Over time, what refuses to go away in your work is probably at the core of what you make.

Learn to understand fear and failure in your own way. Accept that they are a permanent part of working creatively, especially with clay. An old friend of mine, who is now a spectacular artist, once told me when still young that he was “scared as hell most of the time but went forward anyway with things while being afraid.” In other words, he didn’t wait until fear disappeared before he could start working.

To be lost in the world of your own artistic ideas is a blessing and only really comes from prolonged intensive engagements with your studio practice. So make time for long intensive engagements with your ideas.

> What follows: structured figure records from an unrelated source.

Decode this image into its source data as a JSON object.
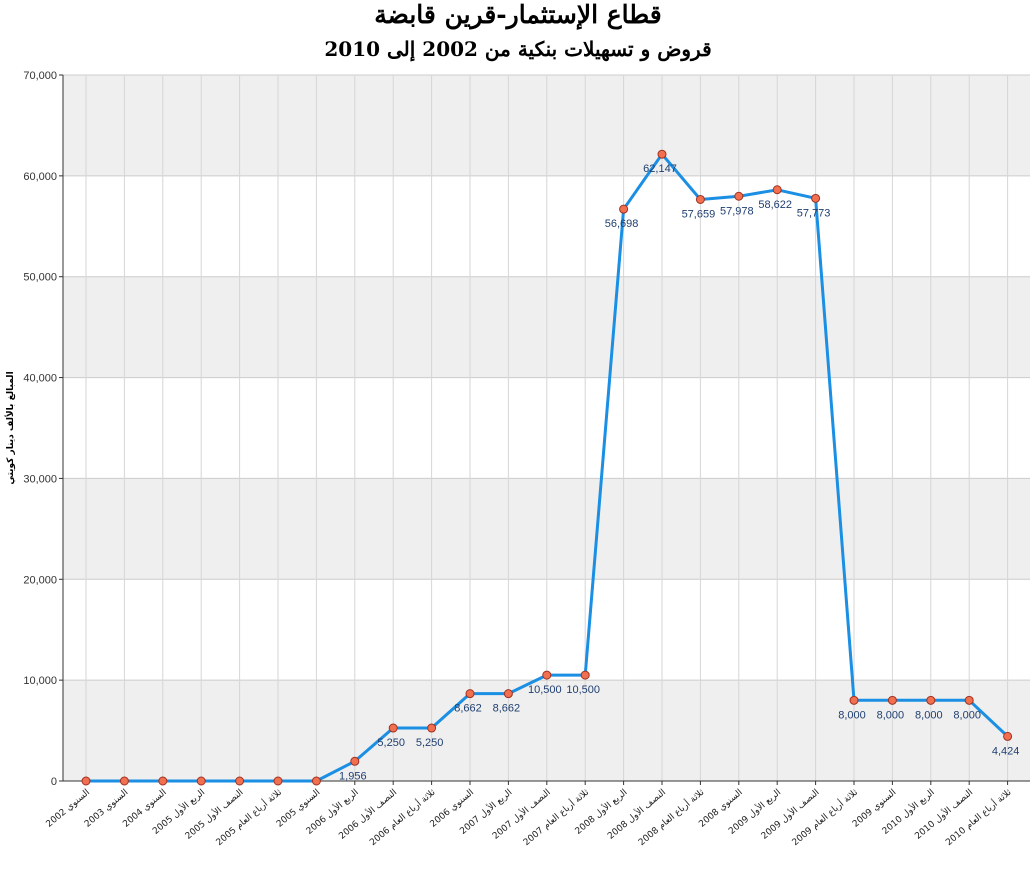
{
  "chart_data": {
    "type": "line",
    "title": "قطاع الإستثمار-قرين قابضة",
    "subtitle": "قروض و تسهيلات بنكية من 2002 إلى 2010",
    "ylabel": "المبالغ بالألف دينار كويتي",
    "xlabel": "",
    "ylim": [
      0,
      70000
    ],
    "yticks": [
      "0",
      "10,000",
      "20,000",
      "30,000",
      "40,000",
      "50,000",
      "60,000",
      "70,000"
    ],
    "ytick_values": [
      0,
      10000,
      20000,
      30000,
      40000,
      50000,
      60000,
      70000
    ],
    "grid": true,
    "legend": "none",
    "colors": {
      "line": "#1a8fe3",
      "marker_fill": "#f07050",
      "marker_edge": "#a03020",
      "band": "#efefef",
      "gridline": "#cccccc"
    },
    "categories": [
      "السنوي 2002",
      "السنوي 2003",
      "السنوي 2004",
      "الربع الأول 2005",
      "النصف الأول 2005",
      "ثلاثة أرباع العام 2005",
      "السنوي 2005",
      "الربع الأول 2006",
      "النصف الأول 2006",
      "ثلاثة أرباع العام 2006",
      "السنوي 2006",
      "الربع الأول 2007",
      "النصف الأول 2007",
      "ثلاثة أرباع العام 2007",
      "الربع الأول 2008",
      "النصف الأول 2008",
      "ثلاثة أرباع العام 2008",
      "السنوي 2008",
      "الربع الأول 2009",
      "النصف الأول 2009",
      "ثلاثة أرباع العام 2009",
      "السنوي 2009",
      "الربع الأول 2010",
      "النصف الأول 2010",
      "ثلاثة أرباع العام 2010"
    ],
    "values": [
      0,
      0,
      0,
      0,
      0,
      0,
      0,
      1956,
      5250,
      5250,
      8662,
      8662,
      10500,
      10500,
      56698,
      62147,
      57659,
      57978,
      58622,
      57773,
      8000,
      8000,
      8000,
      8000,
      4424
    ],
    "data_labels": [
      "",
      "",
      "",
      "",
      "",
      "",
      "",
      "1,956",
      "5,250",
      "5,250",
      "8,662",
      "8,662",
      "10,500",
      "10,500",
      "56,698",
      "62,147",
      "57,659",
      "57,978",
      "58,622",
      "57,773",
      "8,000",
      "8,000",
      "8,000",
      "8,000",
      "4,424"
    ]
  }
}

Make what you love, because most of the people who view your work will either be ambivalent or not like it at all anyway, so you’d better. This is an audience that cannot be pleased and will leave you on dry ground if you think you are working for them. Make what is true to you, an extension of your character and the results will build and find an audience through your perseverance.

On:
1. Working in the studio
2. Exhibiting what you make
3. Selling what you make

These are three very different activities that are not necessarily connected. An exhibition that does not sell well should do nothing to take away from the joy you experienced while making (if you were doing it right). You do not always need to show or sell everything you make.

Find ways to make things that:

  • Amaze you
  • Satisfy you deeply
  • Arouse curiosity
  • Teach you
  • Give you pleasure
  • Manifest your passion

Be careful what you wish for; it may come true, so aim high Be artistically ambitious. Be professionally ambitious. Be willing and understand well how to test small ideas and grow them large.

Learn to control critical voices before things are made, and be willing to try an idea before condemning it. Wait and critique the object rather than the tender idea; you will move farther along if you do and discover small wonderful things in your work if you allow them to evolve.

Learn to love solving problems.

Learn in a real way to deal with your disappointments in life; you will have many in ceramics. Decisions that are made following disappointment are often critical to future success.

Allow what you learn from this process of becoming in the arts to permeate your life. Be creative in all things you do.

Learn to connect in the moment to the long and beautiful history of all of the arts.

Your toolbox will need to have in it:

  • Tremendous work ethic
  • Deep pride
  • The ability in your own way to express your passion
  • Never ending curiosity
  • Tremendous will power
  • Courage
  • A gyroscope that steadily moves you in the direction of things you love

Well, that’s enough for now. I think that everything I have written here applies to potters or sculptors. To understand a lot of this early on is to ensure future success.